Real Leaders

Leaders and Future Leaders: We Are All in Communications

Leaders need to be heard and clearly understood above the constant noise of the complicated worlds in which they must lead or govern. The stakes in this new communication environment are high. How high?

In survey after survey, the data suggests that leadership communication — for organizations and brands — is critical to trust, reputation, and approval. But some studies report that high-value communication is getting short shrift from organizational leaders. Many leaders still seem to underappreciate — and underperform — their vital communication responsibilities to their many stakeholders, particularly their employees.

A recent Gallup study found that only 13 percent of American employees think that the leadership of their companies communicates effectively with the rest of the organization. And only 15 percent believe that their companies’ leadership inspires enthusiasm about the future.

In addition to Gallup, you can look at recent studies from the Ketchum Leadership Communication Monitor, the Golin- U.S.C. Annenberg Global Relevance Review, PwC’s Global CEO Survey, and other sources. The pattern is similar. If leaders are not motivating and driving desired behaviors, aren’t they risking organizational complacency, irrelevance, and even failure? Of course. At the same time, it has been demonstrated that leadership can add substantial value to enterprise performance, marketplace advantage, and the loyalty of customers, workers, members, and other constituencies. How so?

• Communication provides the thematic skyway for people to visualize the pinnacle of performance. That’s why leaders must clearly tell people what they expect, congratulate them when they deliver on those expectations, and then tell them what they need to do next.

• Strong cultures can be extremely productive so long as their leadership continually leads them forward, in both words and actions. That means continuously communicating new threats and opportunities, while reminding everyone what made them historically successful, if not dominant, in the past.

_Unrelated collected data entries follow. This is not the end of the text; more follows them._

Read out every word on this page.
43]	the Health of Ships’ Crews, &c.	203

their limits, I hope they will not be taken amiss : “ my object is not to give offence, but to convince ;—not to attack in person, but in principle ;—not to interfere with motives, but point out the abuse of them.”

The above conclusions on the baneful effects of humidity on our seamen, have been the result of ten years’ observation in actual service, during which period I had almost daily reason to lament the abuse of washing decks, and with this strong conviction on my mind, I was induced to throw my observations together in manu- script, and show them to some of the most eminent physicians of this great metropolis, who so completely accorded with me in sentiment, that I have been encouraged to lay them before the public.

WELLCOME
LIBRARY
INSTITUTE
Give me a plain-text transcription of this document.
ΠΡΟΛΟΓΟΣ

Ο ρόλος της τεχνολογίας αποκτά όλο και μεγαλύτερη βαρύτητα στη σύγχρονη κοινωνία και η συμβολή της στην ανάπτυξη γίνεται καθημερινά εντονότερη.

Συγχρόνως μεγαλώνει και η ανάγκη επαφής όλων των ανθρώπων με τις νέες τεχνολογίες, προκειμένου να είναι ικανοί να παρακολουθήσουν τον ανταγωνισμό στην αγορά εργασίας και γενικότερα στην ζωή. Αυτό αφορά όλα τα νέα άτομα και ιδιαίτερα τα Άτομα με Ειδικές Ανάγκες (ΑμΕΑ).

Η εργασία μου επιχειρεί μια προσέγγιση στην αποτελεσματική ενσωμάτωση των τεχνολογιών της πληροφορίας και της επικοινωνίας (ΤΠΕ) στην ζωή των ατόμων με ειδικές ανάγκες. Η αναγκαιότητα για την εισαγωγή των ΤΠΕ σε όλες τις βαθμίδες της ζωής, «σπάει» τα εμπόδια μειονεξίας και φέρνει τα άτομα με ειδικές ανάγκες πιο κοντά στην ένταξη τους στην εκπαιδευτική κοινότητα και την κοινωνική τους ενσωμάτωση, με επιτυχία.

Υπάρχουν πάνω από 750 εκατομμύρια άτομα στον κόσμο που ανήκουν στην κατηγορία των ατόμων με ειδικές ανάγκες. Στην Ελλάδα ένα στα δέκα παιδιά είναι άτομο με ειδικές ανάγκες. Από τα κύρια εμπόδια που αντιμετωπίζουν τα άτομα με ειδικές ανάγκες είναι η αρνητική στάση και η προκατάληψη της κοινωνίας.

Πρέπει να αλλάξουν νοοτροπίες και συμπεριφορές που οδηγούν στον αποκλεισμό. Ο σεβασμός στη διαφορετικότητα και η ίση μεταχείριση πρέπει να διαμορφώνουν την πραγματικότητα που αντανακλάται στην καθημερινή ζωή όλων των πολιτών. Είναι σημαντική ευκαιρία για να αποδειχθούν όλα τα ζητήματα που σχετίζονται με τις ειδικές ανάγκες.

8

• Leadership communication is the oxygen that breathes purpose, passion, and personalized meaning into the organization. It provides the “why us?” narrative, explaining why the organization exists and what makes its products, services, and standards superior to the rest.

• Leaders also may be in a better position to head off existential risks before they occur, through better vertical and lateral communication within their organizations.

But with leadership, communication must come results. Active leadership communication alone will not Teflon-coat a leader in every situation. A leader’s strengths and style as a communicator can be a difference. There is so much emphasis on short-term performance that visionaries trying to change the game must get beyond promises and projections and prove that it’s working. Leaders who wish to be taken seriously need to take seriously what they say and the communications advice they receive.